Youth representation in parliament nudges up according to new IPU report
Press release from IPU Headquarters, Geneva
The global proportion of MPs under 30 has increased in two years from 1.9 per cent to 2.2 per cent according to the IPU’s biannual report on Youth Participation in National Parliaments published today. Despite this increase, when compared with the half of the world’s population that is under 30, the report reveals a sizeable deficit in the political representation of youth worldwide. Europe performs best in the share of young MPs, followed by the Americas. The report will be launched at the IPU’s fifth Global Conference of Young Parliamentarians taking place in Baku, Azerbaijan on 14-15 December.
As a global hub of information about parliaments, the IPU has measured and analyzed youth participation in parliaments since 2014. In a bid to make parliaments more representative, the IPU has spearheaded efforts to encourage more youth participation by collecting data, providing policy guidance, and establishing foras for young parliamentarians such as the annual global conference of young MPs. The next edition of the conference, jointly organized by the IPU and the National Assembly of Azerbaijan, will be under the umbrella theme of “Promoting sustainability, protecting the interests of future generations”.
Gabriela Cuevas, IPU President, said “As the youngest President of the IPU, I believe representation is not only a cornerstone of democracy, but also our biggest source of strength. By bringing more young people into decision making, we will make better decisions on the key challenges our societies face. We count on the vision, commitment and fresh ideas of young MPs to guide us on how to make policies that respond efficiently not only to today’s needs but also to those of future generations.”
Martin Chungong, IPU Secretary General, said “The IPU walks the talk when it comes to youth political empowerment. For example, we recently amended IPU statutes to include more young parliamentarians in IPU decision-making bodies. This not only shows the priority we place on greater youth participation, it also signals to the international parliamentary community the importance of the youth voice today.”
Based on surveys completed by over 200 parliamentary chambers in 150 countries, the IPU report finds that over 30 per cent of the world’s single or lower chambers of parliament have no MPs under 30; and that 76 per cent of upper chambers of parliament have no MPs under 30. The proportion of MPs under 40 has also increased from 14.2 per cent in 2016 to 15.5 per cent in 2018; and the number of MPs under 45 has gone up from 26 per cent in 2016 to 28.1 per cent in 2018.

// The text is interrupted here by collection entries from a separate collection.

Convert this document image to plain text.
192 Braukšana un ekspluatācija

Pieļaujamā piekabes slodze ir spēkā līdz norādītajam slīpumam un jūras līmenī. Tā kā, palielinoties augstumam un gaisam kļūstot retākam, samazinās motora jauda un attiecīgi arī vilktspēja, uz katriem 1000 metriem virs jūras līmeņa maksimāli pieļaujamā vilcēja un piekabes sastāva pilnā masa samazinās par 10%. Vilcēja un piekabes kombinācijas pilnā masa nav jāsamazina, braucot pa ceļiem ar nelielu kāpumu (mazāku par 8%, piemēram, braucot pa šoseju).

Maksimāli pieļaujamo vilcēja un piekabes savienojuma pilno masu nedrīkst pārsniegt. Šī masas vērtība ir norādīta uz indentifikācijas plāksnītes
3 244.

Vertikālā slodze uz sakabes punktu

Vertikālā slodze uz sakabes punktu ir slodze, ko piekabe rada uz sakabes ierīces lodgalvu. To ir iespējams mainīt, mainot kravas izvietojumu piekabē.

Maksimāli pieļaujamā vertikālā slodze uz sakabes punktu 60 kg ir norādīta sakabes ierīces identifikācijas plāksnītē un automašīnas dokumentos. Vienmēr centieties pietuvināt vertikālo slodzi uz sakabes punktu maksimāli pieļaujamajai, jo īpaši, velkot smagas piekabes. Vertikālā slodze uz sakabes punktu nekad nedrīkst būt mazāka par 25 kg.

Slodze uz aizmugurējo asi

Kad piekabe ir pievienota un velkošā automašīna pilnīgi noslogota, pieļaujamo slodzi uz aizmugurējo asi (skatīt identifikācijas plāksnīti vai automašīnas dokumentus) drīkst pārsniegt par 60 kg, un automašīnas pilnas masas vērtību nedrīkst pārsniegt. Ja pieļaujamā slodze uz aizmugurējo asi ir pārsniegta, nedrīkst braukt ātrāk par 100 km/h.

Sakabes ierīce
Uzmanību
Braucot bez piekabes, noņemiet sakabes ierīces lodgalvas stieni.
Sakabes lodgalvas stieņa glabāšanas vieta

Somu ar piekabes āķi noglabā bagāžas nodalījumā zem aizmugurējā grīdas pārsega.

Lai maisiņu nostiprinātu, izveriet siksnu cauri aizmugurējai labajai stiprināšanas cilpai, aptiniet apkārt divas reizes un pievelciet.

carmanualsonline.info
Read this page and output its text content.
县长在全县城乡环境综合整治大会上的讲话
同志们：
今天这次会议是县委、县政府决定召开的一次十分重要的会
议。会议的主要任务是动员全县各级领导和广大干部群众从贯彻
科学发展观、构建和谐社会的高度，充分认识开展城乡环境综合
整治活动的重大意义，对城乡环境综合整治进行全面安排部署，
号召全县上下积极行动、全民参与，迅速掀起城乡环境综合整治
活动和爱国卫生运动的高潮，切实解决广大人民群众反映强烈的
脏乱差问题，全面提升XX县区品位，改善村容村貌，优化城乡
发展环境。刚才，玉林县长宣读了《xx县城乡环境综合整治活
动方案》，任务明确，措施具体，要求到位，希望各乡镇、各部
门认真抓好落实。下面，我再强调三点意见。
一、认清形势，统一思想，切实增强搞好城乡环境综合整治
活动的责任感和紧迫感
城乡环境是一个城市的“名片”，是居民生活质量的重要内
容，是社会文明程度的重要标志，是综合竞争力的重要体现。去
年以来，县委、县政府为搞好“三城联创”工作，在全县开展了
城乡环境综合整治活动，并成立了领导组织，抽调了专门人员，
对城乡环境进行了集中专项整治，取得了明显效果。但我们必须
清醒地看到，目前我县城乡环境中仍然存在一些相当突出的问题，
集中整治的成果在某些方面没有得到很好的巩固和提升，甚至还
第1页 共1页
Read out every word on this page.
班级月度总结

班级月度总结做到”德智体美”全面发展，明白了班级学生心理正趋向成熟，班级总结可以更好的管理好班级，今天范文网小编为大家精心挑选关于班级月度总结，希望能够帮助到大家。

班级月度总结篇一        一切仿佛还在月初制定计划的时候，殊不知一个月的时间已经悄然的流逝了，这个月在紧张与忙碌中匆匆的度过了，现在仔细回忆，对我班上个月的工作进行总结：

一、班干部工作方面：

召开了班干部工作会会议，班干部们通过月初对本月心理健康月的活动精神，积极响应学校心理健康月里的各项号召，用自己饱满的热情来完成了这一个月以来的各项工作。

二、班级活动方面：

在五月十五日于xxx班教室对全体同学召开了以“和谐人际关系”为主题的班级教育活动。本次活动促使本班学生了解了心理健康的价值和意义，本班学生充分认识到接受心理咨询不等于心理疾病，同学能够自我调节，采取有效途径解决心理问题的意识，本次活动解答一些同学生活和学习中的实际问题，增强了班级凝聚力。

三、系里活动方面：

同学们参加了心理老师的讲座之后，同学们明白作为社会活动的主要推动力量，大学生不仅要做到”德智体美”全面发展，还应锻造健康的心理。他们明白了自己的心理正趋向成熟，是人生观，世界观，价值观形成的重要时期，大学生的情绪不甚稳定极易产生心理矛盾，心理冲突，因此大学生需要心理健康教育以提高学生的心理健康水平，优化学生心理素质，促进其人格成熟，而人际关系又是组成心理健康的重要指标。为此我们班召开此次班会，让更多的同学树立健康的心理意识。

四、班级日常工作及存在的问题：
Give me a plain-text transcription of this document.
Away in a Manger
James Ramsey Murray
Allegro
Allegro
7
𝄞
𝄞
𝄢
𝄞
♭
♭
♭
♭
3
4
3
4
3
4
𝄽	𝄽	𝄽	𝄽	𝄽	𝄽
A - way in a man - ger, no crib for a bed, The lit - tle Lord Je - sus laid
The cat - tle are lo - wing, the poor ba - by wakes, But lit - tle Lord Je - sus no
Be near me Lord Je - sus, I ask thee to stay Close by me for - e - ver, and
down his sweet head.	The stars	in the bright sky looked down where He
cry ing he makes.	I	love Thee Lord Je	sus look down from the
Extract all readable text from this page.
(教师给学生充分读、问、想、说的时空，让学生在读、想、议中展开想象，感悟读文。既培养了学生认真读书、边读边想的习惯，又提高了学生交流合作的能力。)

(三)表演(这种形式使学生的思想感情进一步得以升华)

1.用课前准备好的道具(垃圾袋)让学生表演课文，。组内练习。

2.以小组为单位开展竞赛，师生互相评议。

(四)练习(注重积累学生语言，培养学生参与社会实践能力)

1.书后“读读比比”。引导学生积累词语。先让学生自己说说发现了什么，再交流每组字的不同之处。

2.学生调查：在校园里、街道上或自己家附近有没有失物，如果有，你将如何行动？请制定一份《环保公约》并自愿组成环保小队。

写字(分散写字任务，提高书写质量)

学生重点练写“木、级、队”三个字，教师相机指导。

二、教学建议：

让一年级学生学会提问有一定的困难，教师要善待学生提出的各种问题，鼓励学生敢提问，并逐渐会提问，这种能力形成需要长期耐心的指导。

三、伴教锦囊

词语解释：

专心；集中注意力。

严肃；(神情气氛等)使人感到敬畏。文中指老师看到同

Male MPs continue to outnumber their female counterparts in every age group but to varying degrees. They outnumber women nearly threefold in the 41–50 age group; more than threefold in the 51–60 age group; and nearly fivefold in the 61–70 age group. Furthermore, in the younger cohorts, there are about twice as many men as women.
The Nordic countries lead in electing younger legislators with the share of MPs under 30 exceeding 10 per cent in Norway, Sweden and Finland. Their share is also around 10 per cent in the single or lower chambers of San Marino, the Gambia, Montenegro and Venezuela. The only upper chamber approaching that level is Bhutan, at 9.1 per cent. Only five African countries – the Gambia, Ethiopia, Seychelles, Cabo Verde and Equatorial Guinea – make the top 20. Yet, the African continent has the world’s youngest population, with an estimated 200 million people between 15 and 24 years old.
Several countries have held elections since the 2016 IPU report (information from 63 renewed chambers are taken into account in the new IPU report). Among single and lower chambers three countries made particularly strong progress: Montenegro, Venezuela and France. In Montenegro a new political party, made up primarily of young people, became the second largest in terms of parliamentary representation in 2016. In Venezuela, young parliamentarians play a key role in promoting democracy and defending the opposition-controlled National Assembly. In France, the country’s 2017 elections saw the emergence of a new political movement, En Marche! which won a majority of seats in the lower chamber. As a result, the average age of MPs in France dropped from 54 in 2012 to 48 in 2017.
The IPU report recommends a number of measures to help increase youth participation in parliaments. Electoral quotas established for young people in a growing number of countries worldwide are starting to have an effect. Aligning voter age with the age of eligibility for office also brings in a larger cohort of young candidates. Networks of young MPs, as well as caucuses addressing youth issues, have been established in 16.7 per cent of the parliaments covered in the IPU report, including recently in Pakistan, Tanzania and the Russian Federation. Parliamentary committees dealing with youth issues now exist in more than 40 per cent of countries; and 72 countries organize youth parliaments as a means of educating and engaging greater numbers of young people in politics.
The UK Parliament was unable to be represented at the fifth Global Conference of Young Parliamentarians due to parliamentary commitments in Westminster.